Not my favorite episode, mostly because the gross factor is just a little too high for my tastes - Big Mouth has had plenty of gross-out gags and gross-out plots, but it seems like every plot in this episode included a major gross factor. That said, there was still stuff that I liked (one relationship spoiler.)
It’s the last night of camp for Nick, Andrew, and Jessi. While other kids around them are hooking up, the boys are both having a rough time. Nick, plagued by Anxiety Mosquitoes, desperately tries to turn the summer around for himself at the bonfire talent show, and Andrew is suffering the effects of being a nervous pooer who’s only had public bathrooms for the last month and has been completely unable to go. Back home, Jay and Lola try to go public with their summer fling and are thrown when the other kids think both of them are slumming it with each other.
As I said, there’s just a lot of grossness going on. Chief among these is Andrew’s “groundhogged” talking poop (voiced by Paul Giamatti, by the way – this show, I tell you,) but there’s also a romantic subplot that takes place in the vicinity of the swollen carcass of a dead bird in the woods and Jay and Lola swimming in dank mud water. Everywhere you turn, there’s something gross going on, and it got to be too much for me. Admittedly, I was still able to enjoy some of the humor there. Andrew’s predicament has Maury worried that he’s developing “poop madness” (in which he goes so long without pooping that he becomes “shit for brains,”) and this leads to a great, trippy musical sequence featuring an Alice in Wonderland-style Brown Rabbit. Other, less-gross humor I like: Jay and Lola are hilarious together (I love the ridiculous flirtations, “You look like you just ran the Kentucky Derby in the rain,” “Clop, clop, I’m a little showboater!”), and one of the camp counselors is voiced by John Oliver, which has given the show an excuse to slip in fun Last Week Tonight references when his character is onscreen.
Even though Nick is the only kid who’s seen the Anxiety Mosquitoes so far, you can already tell that anxiety is going to be a major player for plenty of the kids this year.
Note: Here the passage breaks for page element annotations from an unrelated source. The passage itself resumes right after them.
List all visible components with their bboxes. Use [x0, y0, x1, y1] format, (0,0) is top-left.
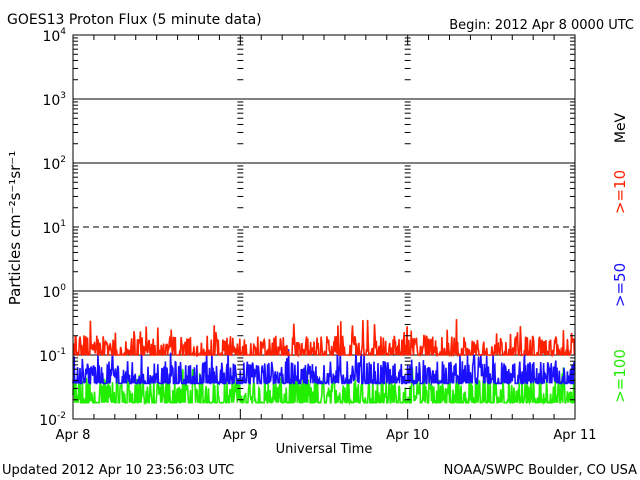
y-tick-exponent: 1 [60, 219, 66, 229]
series-line-ge100 [72, 367, 576, 406]
y-tick-base: 10 [42, 285, 60, 301]
y-tick-label: 10-2 [39, 411, 66, 429]
y-tick-base: 10 [42, 221, 60, 237]
series-group [72, 319, 576, 406]
tick-group [72, 35, 576, 419]
x-tick-label: Apr 9 [223, 428, 258, 443]
x-tick-label: Apr 11 [553, 428, 596, 443]
y-axis-label: Particles cm⁻²s⁻¹sr⁻¹ [6, 151, 24, 305]
x-tick-label: Apr 10 [386, 428, 429, 443]
credit-label: NOAA/SWPC Boulder, CO USA [444, 463, 637, 478]
y-tick-exponent: -2 [57, 411, 66, 421]
grid [73, 98, 575, 356]
x-tick-label: Apr 8 [56, 428, 91, 443]
updated-timestamp: Updated 2012 Apr 10 23:56:03 UTC [2, 463, 234, 478]
begin-label: Begin: 2012 Apr 8 0000 UTC [449, 18, 634, 33]
y-tick-label: 102 [42, 155, 66, 173]
y-tick-exponent: 2 [60, 155, 66, 165]
y-tick-label: 100 [42, 283, 66, 301]
y-tick-label: 101 [42, 219, 66, 237]
y-tick-base: 10 [39, 349, 57, 365]
y-tick-exponent: 3 [60, 91, 66, 101]
y-tick-base: 10 [42, 93, 60, 109]
y-tick-label: 10-1 [39, 347, 66, 365]
y-tick-label: 103 [42, 91, 66, 109]
series-line-ge50 [72, 349, 576, 387]
x-tick-labels: Apr 8 Apr 9 Apr 10 Apr 11 [56, 428, 597, 443]
chart-title: GOES13 Proton Flux (5 minute data) [7, 12, 262, 28]
series-line-ge10 [72, 319, 576, 358]
y-tick-label: 104 [42, 27, 66, 45]
y-tick-exponent: 0 [60, 283, 66, 293]
y-tick-exponent: -1 [57, 347, 66, 357]
y-tick-exponent: 4 [60, 27, 66, 37]
x-axis-label: Universal Time [276, 442, 373, 457]
legend-ge10: >=10 [611, 170, 629, 214]
y-tick-base: 10 [42, 29, 60, 45]
legend-ge100: >=100 [611, 349, 629, 403]
y-tick-base: 10 [42, 157, 60, 173]
unit-label: MeV [613, 112, 629, 143]
y-tick-base: 10 [39, 413, 57, 429]
legend-ge50: >=50 [611, 263, 629, 307]
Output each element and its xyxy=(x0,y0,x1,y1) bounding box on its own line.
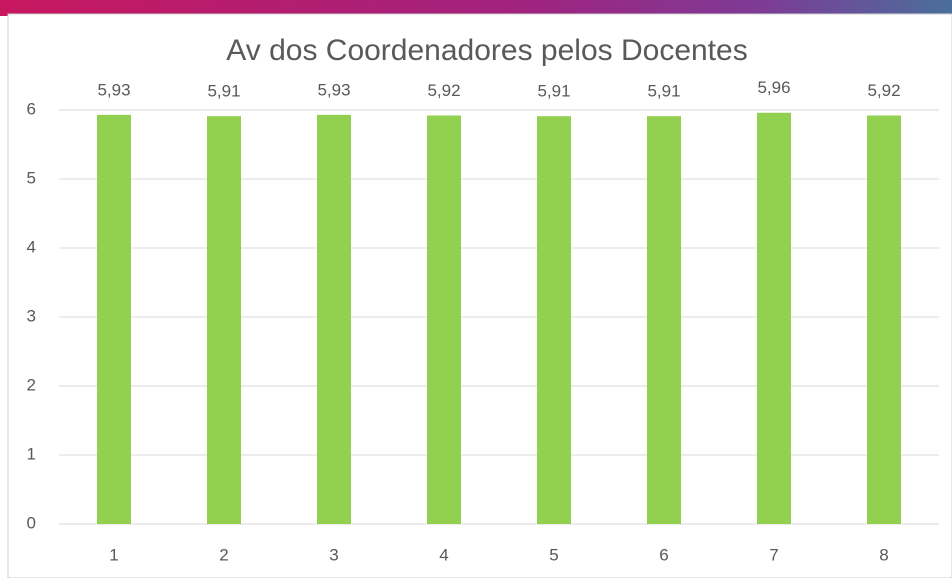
value-label: 5,96 xyxy=(757,78,790,97)
bar xyxy=(97,114,131,524)
x-tick-label: 7 xyxy=(769,545,778,564)
bar xyxy=(647,116,681,525)
x-tick-label: 6 xyxy=(659,545,668,564)
chart-title: Av dos Coordenadores pelos Docentes xyxy=(226,34,747,67)
value-label: 5,92 xyxy=(867,81,900,100)
x-tick-label: 5 xyxy=(549,545,558,564)
x-tick-label: 8 xyxy=(879,545,888,564)
y-tick-label: 0 xyxy=(27,513,36,532)
y-tick-label: 6 xyxy=(27,99,36,118)
x-tick-label: 3 xyxy=(329,545,338,564)
value-label: 5,93 xyxy=(317,80,350,99)
bar xyxy=(867,115,901,525)
value-label: 5,91 xyxy=(537,82,570,101)
value-label: 5,93 xyxy=(97,80,130,99)
bar xyxy=(317,114,351,524)
y-tick-label: 5 xyxy=(27,168,36,187)
x-tick-label: 1 xyxy=(109,545,118,564)
bar xyxy=(427,115,461,525)
y-tick-label: 3 xyxy=(27,306,36,325)
bar xyxy=(537,116,571,525)
bar xyxy=(757,112,791,524)
value-label: 5,91 xyxy=(647,82,680,101)
bar xyxy=(207,116,241,525)
y-tick-label: 2 xyxy=(27,375,36,394)
x-tick-label: 4 xyxy=(439,545,448,564)
value-label: 5,92 xyxy=(427,81,460,100)
chart-area xyxy=(7,13,952,579)
x-tick-label: 2 xyxy=(219,545,228,564)
value-label: 5,91 xyxy=(207,82,240,101)
y-tick-label: 1 xyxy=(27,444,36,463)
header-band xyxy=(0,0,952,16)
y-tick-label: 4 xyxy=(27,237,36,256)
In addition to being an explicit aspect of Nick’s plot in this episode, Andrew’s woes obviously have an anxiety angle as well, and Jay and Lola’s oblivious bliss over their relationship quickly starts to falter when their friends start judging them. As the season goes on, it’ll be interesting to see how anxiety continues to affect the kids and the different ways they’ll react to it.
Something I appreciate is the fact that the show does seem to be moving forward in time, which doesn’t always happen with animated shows. But these first few episodes have taken place over summer vacation, with eighth grade looming around the corner for everyone, and there’s at least one big plot shake-up on the horizon. I like that.
A relatively-light episode for Andrew Rannells, although he gets more than we saw from him in the premiere. Matthew is a supporting character in the Jay/Lola plot, one of the disapproving voices in their relationship. Although he’s mostly just serving a plot function here, I like his morbid enjoyment of Jay and Lola’s horrifying DIY pool party – (paraphrased) “This is officially better than the time I watched Eric Stonestreet fall down a flight of stairs.” I’ve noticed that, so far this season, Matthew’s default setting has been “relishing the madness” rather than “completely over it” (if anything, Aiden’s been more the “over it” one,) which I like. Matthew pretty much always has great dialogue, but it’s usually even better when he’s enjoying himself, and I suppose it’s a good way to split the difference and maintain his bitchy/quippy side while still being a little less mean as a result of his minor arc in season 2.